Based on my answers, Wilson judged me suitable for a place I had never heard of: the Nukubati Island Resort. She said it would meet my needs and I would meet Nukubati's--on all points except the matter of traveling companions. Circumstances left me journeying alone this time. Nukubati (New-come-BAH-tee) is for lovers more than loners.

Considering the direct connection from Los Angeles, Fiji is one of the most convenient full-fledged South Pacific escapes possible. The flight to Nadi airport on Fiji's main island, Viti Levu, is 101/2 hours--about twice as long as the trip to Hawaii. In island atmosphere, the difference is many times greater.

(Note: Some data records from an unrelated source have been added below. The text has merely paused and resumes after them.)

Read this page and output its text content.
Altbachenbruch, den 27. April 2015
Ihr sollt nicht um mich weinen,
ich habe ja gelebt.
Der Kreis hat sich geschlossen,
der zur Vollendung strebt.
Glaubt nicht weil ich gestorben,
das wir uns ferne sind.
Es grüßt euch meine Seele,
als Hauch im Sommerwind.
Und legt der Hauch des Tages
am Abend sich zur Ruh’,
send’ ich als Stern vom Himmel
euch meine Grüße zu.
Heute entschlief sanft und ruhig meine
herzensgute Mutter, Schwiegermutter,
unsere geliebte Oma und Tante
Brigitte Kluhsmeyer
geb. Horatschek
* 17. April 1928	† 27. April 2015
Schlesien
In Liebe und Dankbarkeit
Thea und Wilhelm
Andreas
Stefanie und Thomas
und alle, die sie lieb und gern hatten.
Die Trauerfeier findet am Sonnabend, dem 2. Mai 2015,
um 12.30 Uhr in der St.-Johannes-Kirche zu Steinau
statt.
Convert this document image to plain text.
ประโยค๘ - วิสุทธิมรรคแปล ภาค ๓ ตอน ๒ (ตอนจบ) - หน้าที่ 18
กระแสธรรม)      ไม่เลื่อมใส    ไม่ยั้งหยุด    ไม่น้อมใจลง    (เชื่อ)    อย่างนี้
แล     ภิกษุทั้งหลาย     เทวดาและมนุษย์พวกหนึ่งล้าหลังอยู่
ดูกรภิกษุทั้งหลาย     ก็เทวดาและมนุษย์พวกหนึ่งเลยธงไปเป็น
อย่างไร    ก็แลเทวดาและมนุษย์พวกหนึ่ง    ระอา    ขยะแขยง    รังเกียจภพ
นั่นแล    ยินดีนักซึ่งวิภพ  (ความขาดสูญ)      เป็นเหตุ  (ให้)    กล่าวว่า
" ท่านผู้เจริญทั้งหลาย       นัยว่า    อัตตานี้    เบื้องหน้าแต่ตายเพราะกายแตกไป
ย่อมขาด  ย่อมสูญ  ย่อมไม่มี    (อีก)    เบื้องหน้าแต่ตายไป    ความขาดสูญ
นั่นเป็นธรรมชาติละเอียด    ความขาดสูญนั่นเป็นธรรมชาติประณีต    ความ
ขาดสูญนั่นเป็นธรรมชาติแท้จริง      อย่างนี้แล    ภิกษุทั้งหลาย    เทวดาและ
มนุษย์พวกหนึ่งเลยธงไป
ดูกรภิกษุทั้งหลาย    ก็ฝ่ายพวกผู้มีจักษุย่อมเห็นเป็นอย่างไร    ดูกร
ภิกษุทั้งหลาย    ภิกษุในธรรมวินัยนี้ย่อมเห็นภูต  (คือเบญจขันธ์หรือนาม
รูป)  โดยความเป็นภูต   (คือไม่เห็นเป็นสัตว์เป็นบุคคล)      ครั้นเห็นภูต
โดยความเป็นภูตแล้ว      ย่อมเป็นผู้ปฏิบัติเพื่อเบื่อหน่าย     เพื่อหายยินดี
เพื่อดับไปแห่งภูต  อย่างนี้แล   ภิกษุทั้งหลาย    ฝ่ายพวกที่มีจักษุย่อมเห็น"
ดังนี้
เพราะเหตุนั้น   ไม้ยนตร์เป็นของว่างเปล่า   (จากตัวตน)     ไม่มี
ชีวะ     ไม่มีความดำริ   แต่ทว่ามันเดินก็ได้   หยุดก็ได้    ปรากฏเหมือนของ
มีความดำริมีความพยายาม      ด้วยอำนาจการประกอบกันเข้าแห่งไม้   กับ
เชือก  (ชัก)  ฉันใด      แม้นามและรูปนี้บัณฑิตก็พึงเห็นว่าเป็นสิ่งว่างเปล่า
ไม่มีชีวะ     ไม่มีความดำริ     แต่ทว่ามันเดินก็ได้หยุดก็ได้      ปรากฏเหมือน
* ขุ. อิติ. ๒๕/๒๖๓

Old-time wanderers of the Pacific say Fiji is what Hawaii used to be--fewer crowds, a slower clock.

Fiji, unlike so many small nations, never had to forfeit its land or its political culture to invaders. Missionaries successfully Christianized the islands, yes, but under British colonial rule, the authority of Fiji's village and regional chiefs was maintained. Farsighted administrators locked away 83% of the islands in perpetual trust ownership for Fijians. As a result, their way of life has not been threatened. No wonder they are so relaxed about visitors, and why they seem so sincere when they ring out the greeting "Bula!" at every encounter.

Not to say that the place is free of frictions. East Indians, brought to the islands as indentured laborers during British rule, still work much of the land but cannot own it. The British left in 1970, but sparks between Indian immigrants and Fijians continue to shape island politics and even gave rise to a short-term military coup in 1987. I found that the subject of racial politics was sure to throw a damper over conversation, or at least force everyone to speak at a whisper.

First Nukubati: Getaways require some getting to, so going to Nadi is only the first step. After landing, I rested overnight at a hotel and returned to the airport the next day for a one-hour flight north to Fiji's second-largest island, Vanua Levu. My destination was Labasa, though I also could have chosen to fly to Savusavu on the same island.

I was met by a driver and a four-wheel-drive Mitsubishi Pajero. With fresh-scrubbed trade winds in our faces and a moody tropical sky overhead, we ventured into a countryside of flowers, waterfalls and mountain vistas. As often occurs in these latitudes, the sun feels roasting hot while the sea breeze offers a spritz of cool. A ridgeline separated the rain forest and coconut plantations of the island's southeast from the semi-arid sugar cane fields of the northwest. The driver aimed toward the northern edge of the island, and the ride took about an hour and a half.